According to a study released Wednesday by digital measurement and analytics firm, comScore, shoppers spent $53.3 billion on retail purchases from desktop computers for the November to December season compared to 2013’s $46.5 billion, slightly above comScore’s originally forecast $53.2 billion.
“The 2014 online holiday shopping season was very strong overall as spending slightly exceeded our fairly optimistic forecast heading into the season,” comScore chairman emeritus Gian Fulgoni said.
Cyber Monday was the heaviest spending day of the season for the fifth consecutive year, bringing in more than $2.038 billion in desktop buying. The day after Cyber Monday ranked second in spending at $1.796 billion, followed by Green Monday, which came in as the third biggest shopping day as previously predicted, with $1.615 billion.

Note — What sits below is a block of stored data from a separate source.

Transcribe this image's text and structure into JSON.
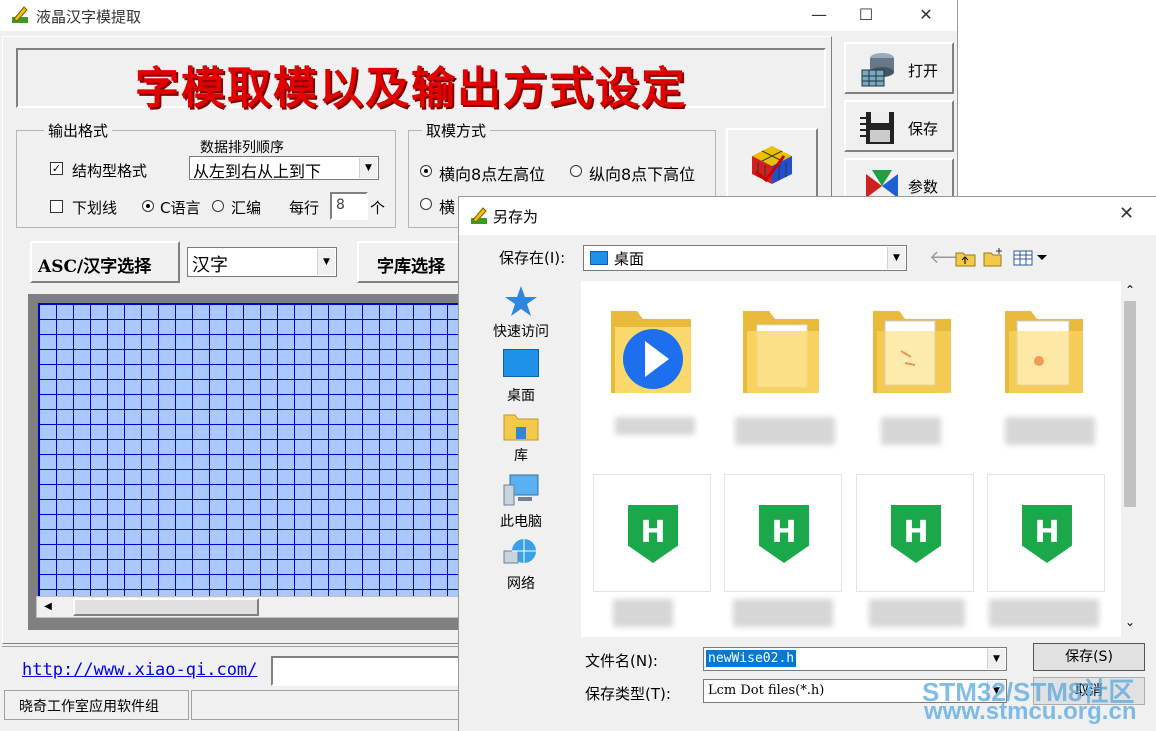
{
  "main_window": {
    "title": "液晶汉字模提取",
    "controls": {
      "minimize": "—",
      "maximize": "☐",
      "close": "✕"
    },
    "banner": "字模取模以及输出方式设定",
    "banner_color": "#e00000",
    "output_format": {
      "group_label": "输出格式",
      "struct_format_label": "结构型格式",
      "struct_format_checked": true,
      "data_order_label": "数据排列顺序",
      "data_order_value": "从左到右从上到下",
      "underline_label": "下划线",
      "underline_checked": false,
      "c_lang_label": "C语言",
      "asm_label": "汇编",
      "per_row_label": "每行",
      "per_row_value": "8",
      "per_row_unit": "个"
    },
    "extract_mode": {
      "group_label": "取模方式",
      "option1": "横向8点左高位",
      "option2": "纵向8点下高位",
      "option3": "横"
    },
    "toolbar": {
      "open": "打开",
      "save": "保存",
      "params": "参数"
    },
    "asc_select_label": "ASC/汉字选择",
    "asc_select_value": "汉字",
    "font_lib_label": "字库选择",
    "url": "http://www.xiao-qi.com/",
    "status_text": "晓奇工作室应用软件组"
  },
  "dialog": {
    "title": "另存为",
    "save_in_label": "保存在(I):",
    "save_in_value": "桌面",
    "places": [
      {
        "label": "快速访问",
        "icon": "star-icon"
      },
      {
        "label": "桌面",
        "icon": "desktop-icon"
      },
      {
        "label": "库",
        "icon": "library-icon"
      },
      {
        "label": "此电脑",
        "icon": "computer-icon"
      },
      {
        "label": "网络",
        "icon": "network-icon"
      }
    ],
    "file_name_label": "文件名(N):",
    "file_name_value": "newWise02.h",
    "file_type_label": "保存类型(T):",
    "file_type_value": "Lcm Dot files(*.h)",
    "save_button": "保存(S)",
    "cancel_button": "取消",
    "h_file_letter": "H"
  },
  "watermark": {
    "line1": "STM32/STM8社区",
    "line2": "www.stmcu.org.cn"
  }
}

Black Friday brought in $1.505 billion in sales, up 26 percent over 2013, and Thanksgiving Day saw sales reaching just over $1 billion, a 32 percent jump from the year before.
For the entire Nov. 1 to Dec. 31 period, online spending exceeding $1 billion on 15 different days, compared to 10 days in 2013.
“Despite a shortened holiday calendar between Thanksgiving and Christmas and erroneous reports of flagging holiday sales, the American consumer proved resilient and flexed their spending muscle online this year,” Fulgoni said. “Increasing positive consumer sentiment, improving job growth and declining gas prices all combined to create a more favorable spending environment, and consumers responded by opening up their wallets in a way they hadn’t since before the financial crisis. In the end, we saw growth rates in the mid-double digits as the online channel continued to gain meaningful share from brick-and-mortar.”